Marshall resigned from the Regular Army in 1920. He was appointed as a brigadier general in the Reserve Corps in 1921. Marshall commanded the Reserve's 219th Field Artillery brigade from 1926 until 1930.

==Civilian career ==
In 1920, Marshall accepted a position as general manager of the Association of General Contractors of America. In 1928, he became president of the Sumner Sollitt Company in Chicago.

==Awards ==
Marshall received the Army Distinguished Service Medal for his World War I service with the Construction Division.

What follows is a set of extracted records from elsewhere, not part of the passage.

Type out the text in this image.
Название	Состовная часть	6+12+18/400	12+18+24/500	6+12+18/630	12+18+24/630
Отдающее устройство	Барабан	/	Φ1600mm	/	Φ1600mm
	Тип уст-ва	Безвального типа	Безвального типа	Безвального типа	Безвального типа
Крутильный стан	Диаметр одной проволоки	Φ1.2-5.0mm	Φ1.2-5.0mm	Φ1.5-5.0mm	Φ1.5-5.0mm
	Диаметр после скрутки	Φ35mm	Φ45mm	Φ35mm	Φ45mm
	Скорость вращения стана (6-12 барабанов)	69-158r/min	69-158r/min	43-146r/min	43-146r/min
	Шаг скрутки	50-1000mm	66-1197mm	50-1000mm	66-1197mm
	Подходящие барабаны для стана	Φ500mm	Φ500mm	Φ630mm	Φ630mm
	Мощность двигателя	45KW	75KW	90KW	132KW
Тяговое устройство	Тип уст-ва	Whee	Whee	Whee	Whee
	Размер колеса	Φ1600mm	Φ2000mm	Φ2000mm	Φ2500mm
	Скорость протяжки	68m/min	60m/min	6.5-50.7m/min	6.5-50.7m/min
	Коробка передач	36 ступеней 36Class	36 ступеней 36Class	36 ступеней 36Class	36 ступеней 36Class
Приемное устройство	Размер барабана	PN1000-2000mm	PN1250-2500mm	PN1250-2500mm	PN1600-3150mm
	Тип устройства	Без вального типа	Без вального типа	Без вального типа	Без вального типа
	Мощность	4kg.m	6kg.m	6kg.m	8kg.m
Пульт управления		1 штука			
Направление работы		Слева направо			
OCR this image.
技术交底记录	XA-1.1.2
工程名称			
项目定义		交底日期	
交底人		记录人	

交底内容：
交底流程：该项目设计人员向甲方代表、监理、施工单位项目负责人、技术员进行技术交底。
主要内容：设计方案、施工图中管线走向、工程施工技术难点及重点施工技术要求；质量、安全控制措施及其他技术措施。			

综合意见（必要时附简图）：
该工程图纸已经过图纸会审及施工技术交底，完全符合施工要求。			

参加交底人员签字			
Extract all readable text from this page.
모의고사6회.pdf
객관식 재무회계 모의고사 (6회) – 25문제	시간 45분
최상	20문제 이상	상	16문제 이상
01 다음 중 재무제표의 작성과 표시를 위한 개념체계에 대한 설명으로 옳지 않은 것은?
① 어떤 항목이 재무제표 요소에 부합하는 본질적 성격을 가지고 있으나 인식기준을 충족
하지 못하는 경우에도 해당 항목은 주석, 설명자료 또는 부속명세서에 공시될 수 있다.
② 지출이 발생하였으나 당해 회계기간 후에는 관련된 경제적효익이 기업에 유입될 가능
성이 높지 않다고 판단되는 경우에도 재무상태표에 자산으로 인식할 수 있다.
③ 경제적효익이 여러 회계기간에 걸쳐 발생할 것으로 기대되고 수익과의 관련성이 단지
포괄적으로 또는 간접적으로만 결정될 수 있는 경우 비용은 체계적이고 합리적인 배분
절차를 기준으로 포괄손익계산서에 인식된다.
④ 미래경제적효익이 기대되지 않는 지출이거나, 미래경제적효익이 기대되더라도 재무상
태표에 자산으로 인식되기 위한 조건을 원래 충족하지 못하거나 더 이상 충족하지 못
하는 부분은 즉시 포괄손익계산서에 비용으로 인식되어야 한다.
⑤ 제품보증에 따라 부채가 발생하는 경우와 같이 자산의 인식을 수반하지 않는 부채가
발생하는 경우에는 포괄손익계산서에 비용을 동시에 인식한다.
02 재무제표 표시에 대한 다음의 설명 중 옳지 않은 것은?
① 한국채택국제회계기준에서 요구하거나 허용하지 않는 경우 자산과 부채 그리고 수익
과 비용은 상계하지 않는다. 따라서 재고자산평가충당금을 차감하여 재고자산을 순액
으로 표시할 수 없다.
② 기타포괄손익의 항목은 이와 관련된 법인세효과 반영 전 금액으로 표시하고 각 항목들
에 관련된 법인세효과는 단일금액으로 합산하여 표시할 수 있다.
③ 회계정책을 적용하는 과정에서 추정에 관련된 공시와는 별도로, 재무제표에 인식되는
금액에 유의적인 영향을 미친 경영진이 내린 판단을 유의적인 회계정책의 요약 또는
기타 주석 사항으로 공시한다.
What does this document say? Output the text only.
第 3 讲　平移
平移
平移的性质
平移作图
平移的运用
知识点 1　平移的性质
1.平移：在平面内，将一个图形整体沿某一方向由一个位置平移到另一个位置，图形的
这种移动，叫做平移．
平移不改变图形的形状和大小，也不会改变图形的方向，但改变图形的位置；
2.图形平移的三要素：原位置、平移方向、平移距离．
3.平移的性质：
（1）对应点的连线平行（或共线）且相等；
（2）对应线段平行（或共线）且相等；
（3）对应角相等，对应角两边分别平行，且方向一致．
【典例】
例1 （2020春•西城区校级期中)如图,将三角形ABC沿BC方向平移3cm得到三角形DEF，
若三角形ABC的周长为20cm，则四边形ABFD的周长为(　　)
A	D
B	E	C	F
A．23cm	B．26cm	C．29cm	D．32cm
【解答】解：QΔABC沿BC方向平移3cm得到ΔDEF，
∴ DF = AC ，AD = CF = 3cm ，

The citation for the medal reads:

The President of the United States of America, authorized by Act of Congress, July 9, 1918, takes pleasure in presenting the Army Distinguished Service Medal to Brigadier General Richard C. Marshall, Jr., United States Army, for exceptionally meritorious and distinguished services to the Government of the United States, in a duty of great responsibility during World War I. In the Construction Division of the Army, General Marshall's zeal, judgment, and exceptional administrative ability have enabled serious difficulties to be overcome and the construction necessary for a great army to be provided.

==Personal life==
He had a son, Richard C. Marshall III.

==Death and legacy ==
Marshall died in Washington, D.C., on March 12, 1961.